Nelle società libere ognuno può scegliere lo stile di vita che
preferisce; può tentare di diventare un grande imprenditore o
entrare in convento, può fare sport con l’obiettivo di guadagnare
un sacco di soldi o per il puro piacere di farlo, può fare il
lavoratore dipendente o autonomo, può amare il successo o aspirare
ad una vita anonima. Però deve essere coerente con le scelte che fa.
Non può lamentarsi di non aver troppo denaro se ha scelto di
praticare da professionista uno sport che non piace molto alle masse,
né può pretendere che lo stato finanzi la sua attività artistica
che non riesce a trovare estimatori. Per essere brevi, non si può
pretendere ricchezza e successo nel momento stesso in cui si esprime
un aristocratico disprezzo verso questi beni mondani.
Se l’economia di
mercato ha prodotto e produce quantità prima inimmaginabili di beni
ciò è dovuto, tra l’altro, al fatto che questi trovano
acquirenti, che gli esseri umani amano possedere beni materiali. Lo
stato in una società libera non educa i cittadini, chi produce dal
canto suo lo fa non per migliorare spiritualmente i consumatori ma
per venire incontro alle loro esigenze. Ricorda Ludwig von Mises: “i
capitalisti perdono il loro denaro non appena mancano di investirlo
in quei rami che soddisfano meglio le esigenze del pubblico” (1).

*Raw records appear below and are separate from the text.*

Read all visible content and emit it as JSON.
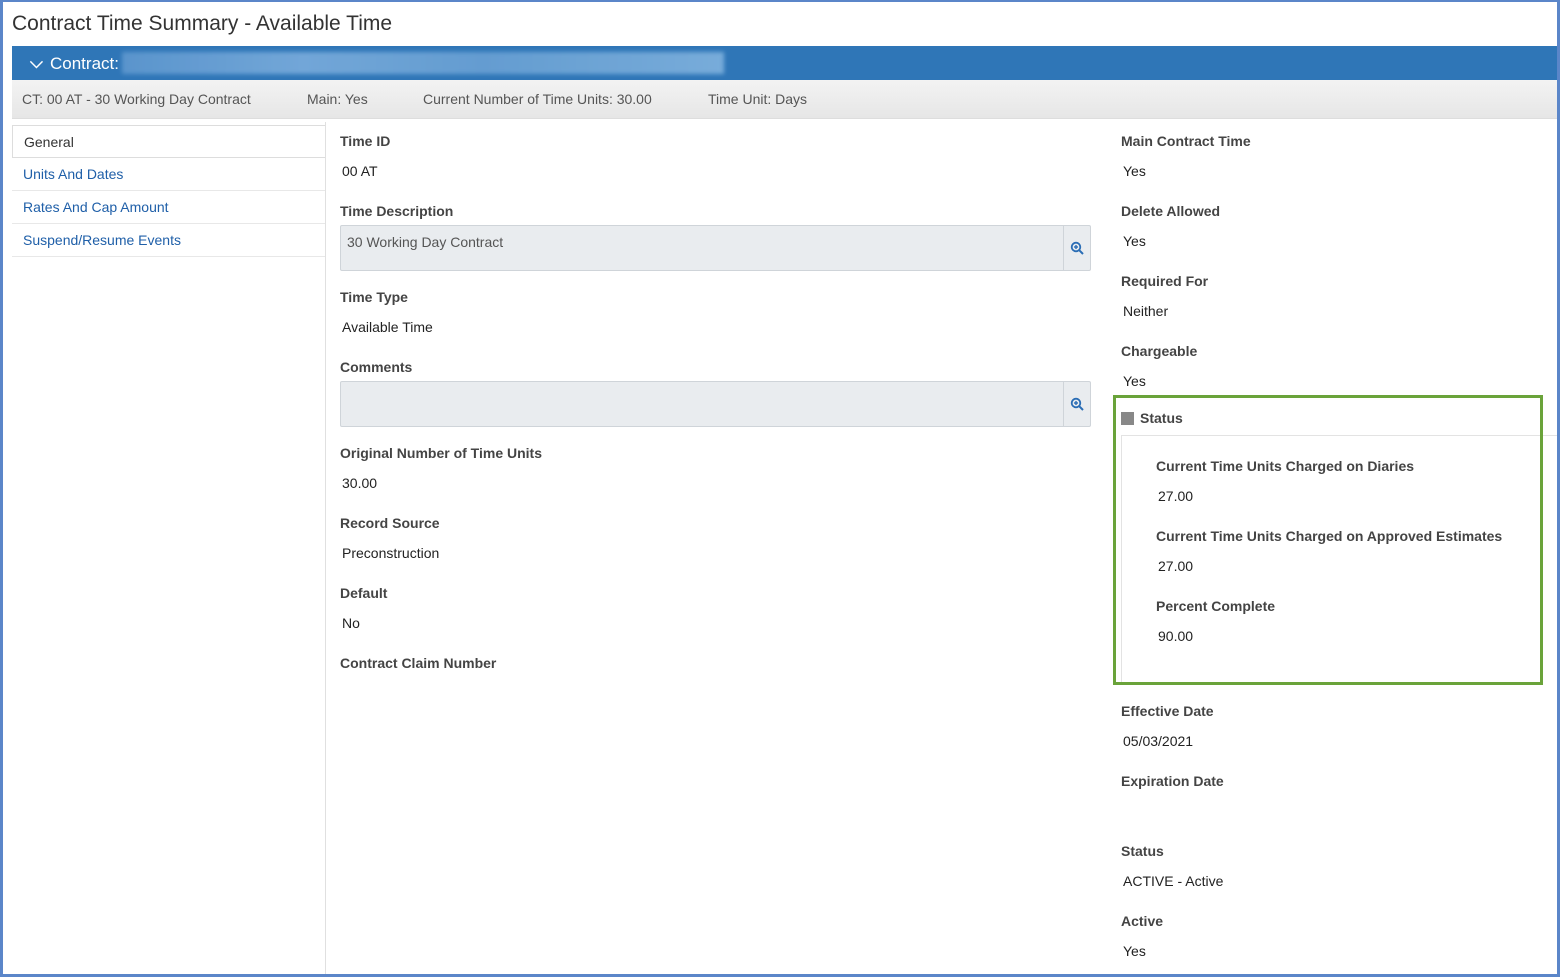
{
  "page": {
    "title": "Contract Time Summary - Available Time"
  },
  "contract_bar": {
    "label": "Contract:"
  },
  "info_strip": {
    "ct": "CT: 00 AT - 30 Working Day Contract",
    "main": "Main: Yes",
    "current_units": "Current Number of Time Units: 30.00",
    "time_unit": "Time Unit: Days"
  },
  "sidebar": {
    "items": [
      {
        "label": "General"
      },
      {
        "label": "Units And Dates"
      },
      {
        "label": "Rates And Cap Amount"
      },
      {
        "label": "Suspend/Resume Events"
      }
    ]
  },
  "left_fields": {
    "time_id": {
      "label": "Time ID",
      "value": "00 AT"
    },
    "time_description": {
      "label": "Time Description",
      "value": "30 Working Day Contract"
    },
    "time_type": {
      "label": "Time Type",
      "value": "Available Time"
    },
    "comments": {
      "label": "Comments",
      "value": ""
    },
    "original_units": {
      "label": "Original Number of Time Units",
      "value": "30.00"
    },
    "record_source": {
      "label": "Record Source",
      "value": "Preconstruction"
    },
    "default": {
      "label": "Default",
      "value": "No"
    },
    "claim_number": {
      "label": "Contract Claim Number",
      "value": ""
    }
  },
  "right_fields": {
    "main_contract_time": {
      "label": "Main Contract Time",
      "value": "Yes"
    },
    "delete_allowed": {
      "label": "Delete Allowed",
      "value": "Yes"
    },
    "required_for": {
      "label": "Required For",
      "value": "Neither"
    },
    "chargeable": {
      "label": "Chargeable",
      "value": "Yes"
    },
    "effective_date": {
      "label": "Effective Date",
      "value": "05/03/2021"
    },
    "expiration_date": {
      "label": "Expiration Date",
      "value": ""
    },
    "status": {
      "label": "Status",
      "value": "ACTIVE - Active"
    },
    "active": {
      "label": "Active",
      "value": "Yes"
    }
  },
  "status_section": {
    "title": "Status",
    "diaries": {
      "label": "Current Time Units Charged on Diaries",
      "value": "27.00"
    },
    "estimates": {
      "label": "Current Time Units Charged on Approved Estimates",
      "value": "27.00"
    },
    "percent": {
      "label": "Percent Complete",
      "value": "90.00"
    }
  },
  "icons": {
    "zoom": "zoom-in-icon",
    "collapse": "chevron-down-icon"
  },
  "colors": {
    "accent": "#2f76b7",
    "highlight": "#6aa33a",
    "link": "#1f5fa8"
  }
}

Ma non dover subire l’”educazione” dello stato o di qualche
produttore non significa perdere la propria essenza umana, decadere
da animale razionale ad animale consumista; solo chi ha una fede
superstiziosa nello stato e nei burocrati può pensare cose simili.
L’uomo che vive nelle società libere ad economia di mercato non è
necessariamente impegnato solo a produrre, guadagnare e consumare;
semplicemente ha la fortuna di non dover avere a che fare con un
potere politico che cerca di imporgli fini di vita che a lui non
piacciono e di poter disporre (almeno in molti casi) di alcuni degli strumenti
materiali necessari a realizzare le proprie aspirazioni. Se poter
viaggiare, leggere, vivere in una casa comoda, nutrirsi decentemente,
non dover lavorare dieci ore al giorno solo per potersi sfamare
massifica, l’uomo di oggi è massificato al massimo grado, per
fortuna, potremmo dire.
Ma torniamo alla
formula “tutti uguali ma diversi”, torniamoci perché merita di
venire analizzata attentamente. Una simile formula sarebbe del tutto
condivisibile se col termine “uguali” si intendesse formalmente
uguali o ci si riferisse ad una situazione in cui oltre ad
essere tutti formalmente uguali, gli esseri umani potessero disporre
di alcune protezioni sociali volte a garantirli dalle turbolenze del
mercato e da sempre possibili eventi disastrosi. Ma per eguali qui si
intende “socialmente uguali", ci si riferisce cioè, se le parole
hanno un senso, ad una società in cui non dovrebbero esistere
disuguaglianze sociali fra gli esseri umani, o per lo meno queste
dovrebbero essere contenute entro limiti estremamente ridotti.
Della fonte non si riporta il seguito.